= Bilateral synchronization =

Telephony synchronization technique

== Bilateral Synchronization in Telecommunications ==
In telecommunications, bilateral synchronization (or bilateral control) refers to a synchronization control system used between two exchanges (A and B). In this system, the clock at exchange A controls the data received at exchange B, while the clock at exchange B controls the data received at exchange A. This two-way synchronization ensures that data transmission between both exchanges remains aligned, minimizing errors caused by timing mismatches.

This type of synchronization is commonly implemented by deriving the timing from the incoming bitstream. The bitstream, which contains data bits transmitted between the exchanges, serves as the reference from which the timing information is extracted. By using this method, bilateral synchronization helps maintain consistent timing and prevents data corruption during transmission.

=== Technical Overview ===
Bilateral synchronization plays a crucial role in ensuring the reliable transfer of data between different nodes in a telecommunications network. It ensures that each exchange accurately interprets the data stream it receives, based on the timing reference from the opposite exchange.

==== Process ====

- Exchange A derives the clock from the incoming bitstream and uses it to regulate the data received at Exchange B.
- Similarly, Exchange B extracts the clock timing from the bitstream it receives and uses it to synchronize the data transmission to Exchange A.
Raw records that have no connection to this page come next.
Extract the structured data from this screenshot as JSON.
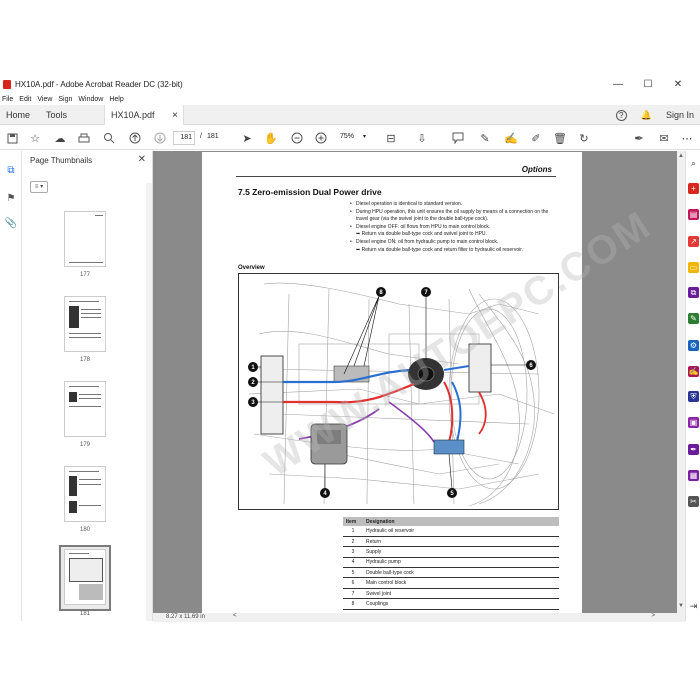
{
  "window": {
    "title": "HX10A.pdf - Adobe Acrobat Reader DC (32-bit)",
    "controls": {
      "minimize": "—",
      "maximize": "☐",
      "close": "✕"
    }
  },
  "menu": [
    "File",
    "Edit",
    "View",
    "Sign",
    "Window",
    "Help"
  ],
  "tabs": {
    "home": "Home",
    "tools": "Tools",
    "doc": "HX10A.pdf",
    "close": "×",
    "help": "?",
    "bell": "🔔",
    "signin": "Sign In"
  },
  "toolbar": {
    "page_current": "181",
    "page_sep": "/",
    "page_total": "181",
    "zoom": "75%"
  },
  "thumbnails": {
    "header": "Page Thumbnails",
    "close": "✕",
    "options": "≡ ▾",
    "pages": [
      "177",
      "178",
      "179",
      "180",
      "181"
    ]
  },
  "page": {
    "header": "Options",
    "section_title": "7.5   Zero-emission Dual Power drive",
    "bullets": [
      {
        "type": "b",
        "text": "Diesel operation is identical to standard version."
      },
      {
        "type": "b",
        "text": "During HPU operation, this unit ensures the oil supply by means of a connection on the"
      },
      {
        "type": "c",
        "text": "travel gear (via the swivel joint to the double ball-type cock)."
      },
      {
        "type": "b",
        "text": "Diesel engine OFF: oil flows from HPU to main control block."
      },
      {
        "type": "a",
        "text": "➥ Return via double ball-type cock and swivel joint to HPU."
      },
      {
        "type": "b",
        "text": "Diesel engine ON: oil from hydraulic pump to main control block."
      },
      {
        "type": "a",
        "text": "➥ Return via double ball-type cock and return filter to hydraulic oil reservoir."
      }
    ],
    "overview_label": "Overview",
    "watermark": "WWW.AUTOEPC.COM",
    "callouts": [
      "1",
      "2",
      "3",
      "4",
      "5",
      "6",
      "7",
      "8"
    ],
    "legend_headers": {
      "item": "Item",
      "designation": "Designation"
    },
    "legend": [
      {
        "item": "1",
        "designation": "Hydraulic oil reservoir"
      },
      {
        "item": "2",
        "designation": "Return"
      },
      {
        "item": "3",
        "designation": "Supply"
      },
      {
        "item": "4",
        "designation": "Hydraulic pump"
      },
      {
        "item": "5",
        "designation": "Double ball-type cock"
      },
      {
        "item": "6",
        "designation": "Main control block"
      },
      {
        "item": "7",
        "designation": "Swivel joint"
      },
      {
        "item": "8",
        "designation": "Couplings"
      }
    ]
  },
  "statusbar": {
    "size": "8.27 x 11.69 in",
    "left_arrow": "<",
    "right_arrow": ">"
  },
  "colors": {
    "accent": "#d9261c",
    "viewer_bg": "#8a8a8a",
    "supply_line": "#e03030",
    "return_line": "#2a6fd0"
  }
}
By keeping both clocks in sync, bilateral synchronization ensures that data packets are properly timed for accurate reception and processing at both ends of the communication chain.

=== Applications ===
Bilateral synchronization is critical in various telecommunications systems, including:

- Switching Systems: Ensuring synchronized data transmission between different switches.
- Digital Communication: Maintaining alignment between signals in networks like T1 and E1.
- Packet-Switched Networks: Ensuring time synchronization between network nodes to avoid packet loss or delay.

=== Bilateral Synchronization vs. Other Synchronization Techniques ===
Bilateral synchronization is often compared to other synchronization methods, such as plesiochronous and synchronous systems.

- Plesiochronous Digital Hierarchy (PDH): In plesiochronous systems, clocks at different exchanges or network nodes are nearly the same, but not exactly synchronized. PDH systems are commonly used in legacy telecom networks and can tolerate slight timing differences.
- Synchronous Systems: Unlike bilateral synchronization, synchronous systems rely on a single, central clock to synchronize the data transmission across the entire network. These systems tend to be more precise than plesiochronous systems but may require more complex infrastructure.

=== Bilateral Synchronization in Practice ===
Bilateral synchronization is particularly effective in systems where there is a need for precision timing between two points, without the complexity of a centralized synchronization model. It allows for flexibility and adaptability in systems that handle large volumes of data, such as in the telecommunications backbone, where data streams from multiple sources need to be kept in sync across various nodes.

=== Challenges ===
While bilateral synchronization can offer advantages, it also poses challenges, including:

- Latency: The time taken to extract timing from the bitstream can introduce latency in the communication process.
- Network Design: Ensuring bilateral synchronization across large networks can be complex, requiring precise configuration of each exchange’s clock and its relation to other exchanges.